News ID: 255867
Published: 1230 GMT July 16, 2019

Facebook's scam detection service goes live following lawsuit

Facebook's scam detection service goes live following lawsuit
CARSTEN REHDER

Facebook's new scam reporting tool went live on Tuesday following legal action aimed at forcing it to take online fraud more seriously.

Money saving expert Martin Lewis launched a defamation lawsuit against the social network after a raft of scam ads featuring his picture, Sky News reported.

He decided to drop the case in January after the company agreed to donate £3 million to the UK-based Citizens Advice to set up a new scam advert prevention project.

The charity's new service will include a telephone helpline for any type of online scam and one-to-one support for victims falling into serious financial hardship because of online cons.

Citizens Advice said it expects to help at least 20,000 in the first year.

Facebook has also introduced a new reporting tool and a specially trained team that will investigate alerts raised by the British public, review reports and take down violating adverts.

Facebook's northern Europe Vice President Steve Hatch said its global security and safety team had been tripled to 30,000 staff and the social network would "continue to invest heavily in removing bad content from our platform".

Welcoming the new measures, Lewis said, "The UK faces an epidemic of online scam ads — they're everywhere.

"Yet disgracefully there's little effective law or regulation to prevent them, and official enforcement is poor to non-existent, as these criminals are usually based outside of the EU.

"That's why I sued for defamation, bizarrely the only law I could find to try to make Big Tech firms understand the damage their negligent behavior has caused.

"Today should be the start of real improvement.
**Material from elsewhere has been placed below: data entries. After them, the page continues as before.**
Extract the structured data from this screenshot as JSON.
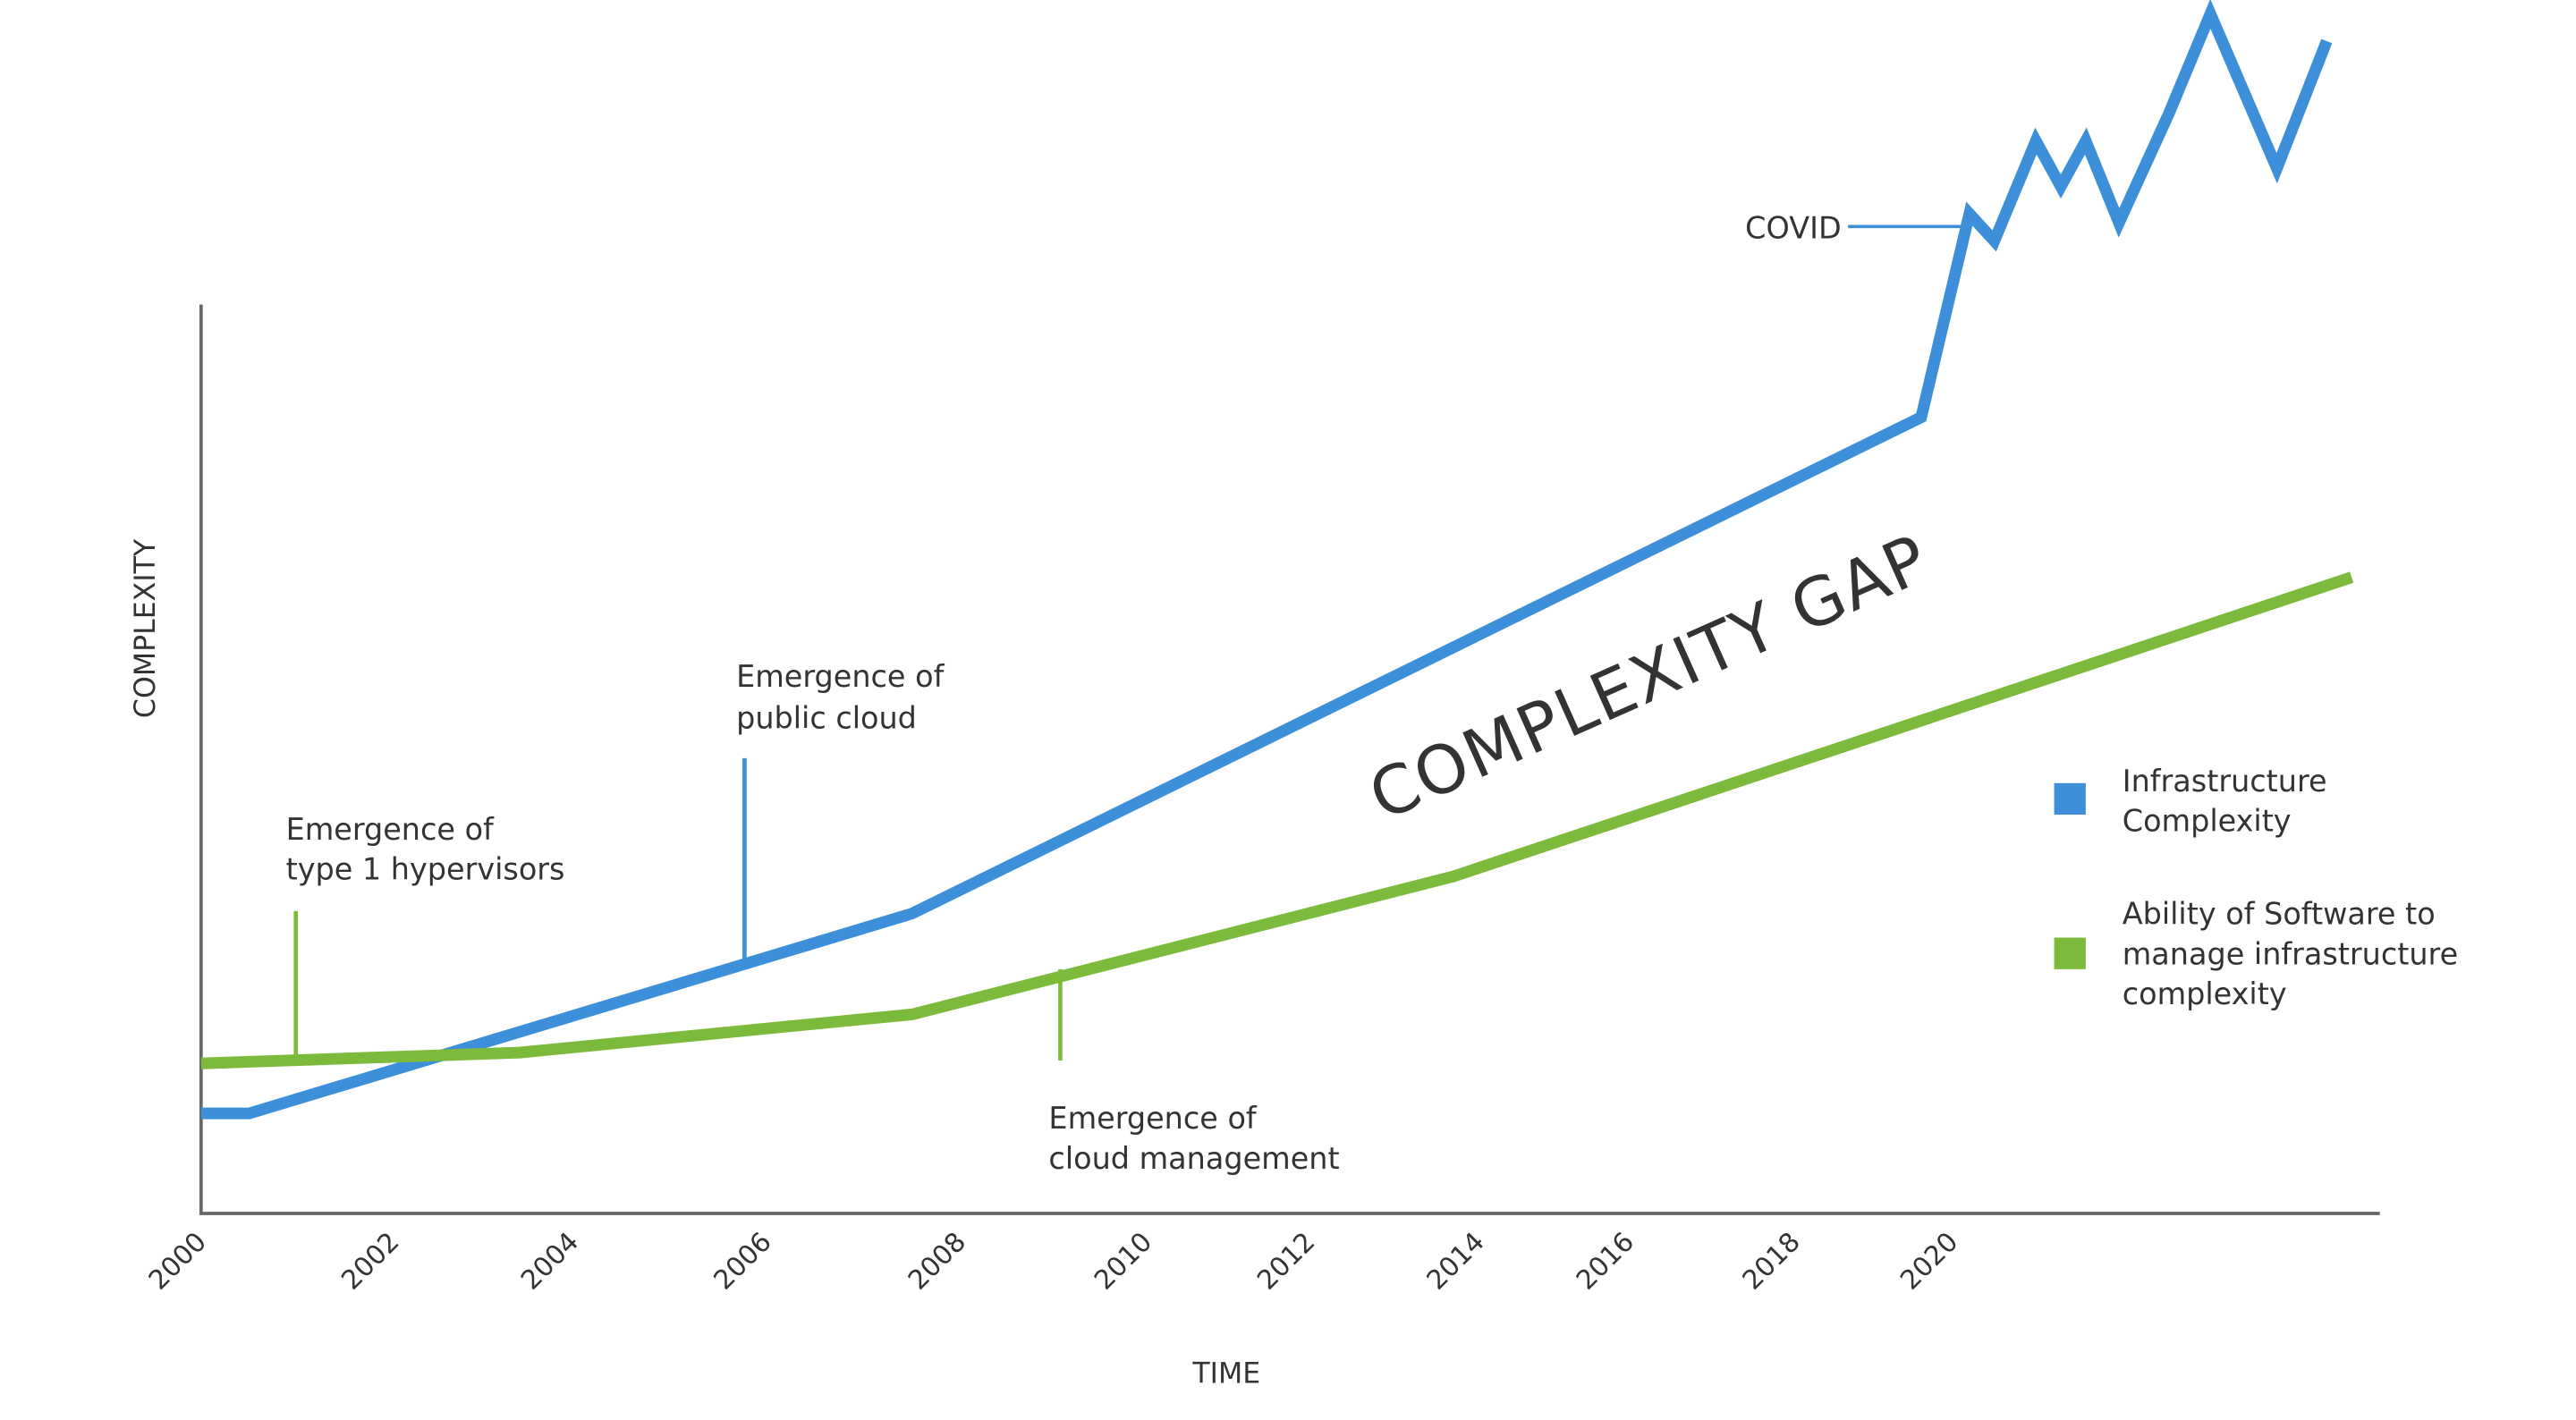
{
  "chart_data": {
    "type": "line",
    "title": "",
    "xlabel": "TIME",
    "ylabel": "COMPLEXITY",
    "x_ticks": [
      "2000",
      "2002",
      "2004",
      "2006",
      "2008",
      "2010",
      "2012",
      "2014",
      "2016",
      "2018",
      "2020"
    ],
    "y_ticks": [],
    "grid": false,
    "legend_position": "right",
    "series": [
      {
        "name": "Infrastructure Complexity",
        "color": "#3d8fd9",
        "points": [
          [
            2000.0,
            11
          ],
          [
            2000.5,
            11
          ],
          [
            2007.5,
            33
          ],
          [
            2019.6,
            87.6
          ],
          [
            2020.2,
            110
          ],
          [
            2020.5,
            107
          ],
          [
            2021.0,
            118
          ],
          [
            2021.3,
            113
          ],
          [
            2021.6,
            118
          ],
          [
            2022.0,
            109
          ],
          [
            2022.6,
            121
          ],
          [
            2023.1,
            132
          ],
          [
            2023.9,
            115
          ],
          [
            2024.5,
            129
          ]
        ]
      },
      {
        "name": "Ability of Software to manage infrastructure complexity",
        "color": "#7cba3c",
        "points": [
          [
            2000.0,
            16.5
          ],
          [
            2003.4,
            17.7
          ],
          [
            2007.5,
            21.9
          ],
          [
            2013.7,
            37.1
          ],
          [
            2024.8,
            70
          ]
        ]
      }
    ],
    "legend": [
      {
        "lines": [
          "Infrastructure",
          "Complexity"
        ],
        "color": "#3d8fd9"
      },
      {
        "lines": [
          "Ability of Software to",
          "manage infrastructure",
          "complexity"
        ],
        "color": "#7cba3c"
      }
    ],
    "annotations": [
      {
        "lines": [
          "Emergence of",
          "type 1 hypervisors"
        ],
        "year": 2001,
        "color": "#7cba3c"
      },
      {
        "lines": [
          "Emergence of",
          "public cloud"
        ],
        "year": 2006,
        "color": "#3d8fd9"
      },
      {
        "lines": [
          "Emergence of",
          "cloud management"
        ],
        "year": 2009,
        "color": "#7cba3c"
      },
      {
        "lines": [
          "COVID"
        ],
        "year": 2020.2,
        "color": "#3d8fd9"
      }
    ],
    "gap_label": "COMPLEXITY GAP"
  }
}
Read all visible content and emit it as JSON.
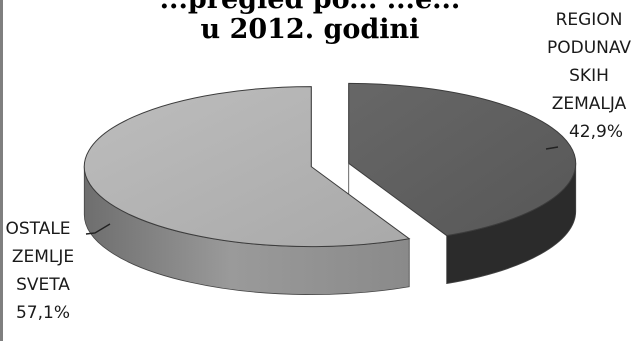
{
  "chart_data": {
    "type": "pie",
    "title": [
      "...pregled po... ...e...",
      "u 2012. godini"
    ],
    "style": "3d-exploded",
    "slices": [
      {
        "label_lines": [
          "REGION",
          "PODUNAV",
          "SKIH",
          "ZEMALJA"
        ],
        "value": 42.9,
        "value_text": "42,9%",
        "color": "#5f5f5f",
        "side_color": "#2b2b2b"
      },
      {
        "label_lines": [
          "OSTALE",
          "ZEMLJE",
          "SVETA"
        ],
        "value": 57.1,
        "value_text": "57,1%",
        "color": "#b3b3b3",
        "side_color": "#8a8a8a"
      }
    ]
  }
}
The aim is to tap the power of what I'm dubbing 'social policing' to fight these scams.

"Millions of people know a scam when they see it, and millions of others don't.

"So now, I'd ask all who recognize them to use the new Facebook reporting tool, to help protect those who don't — which includes many who are vulnerable.

"Facebook's new dedicated team will then hopefully respond quickly to ditch the scammers."

As well as counselling those who have suffered at the hands of scammers, the Citizens Advice Scams Action team will carry out prevention work to identify, tackle and raise awareness of online scams in the UK.

"We know online scams affect thousands of people every year," said Gillian Guy, chief executive of Citizens Advice.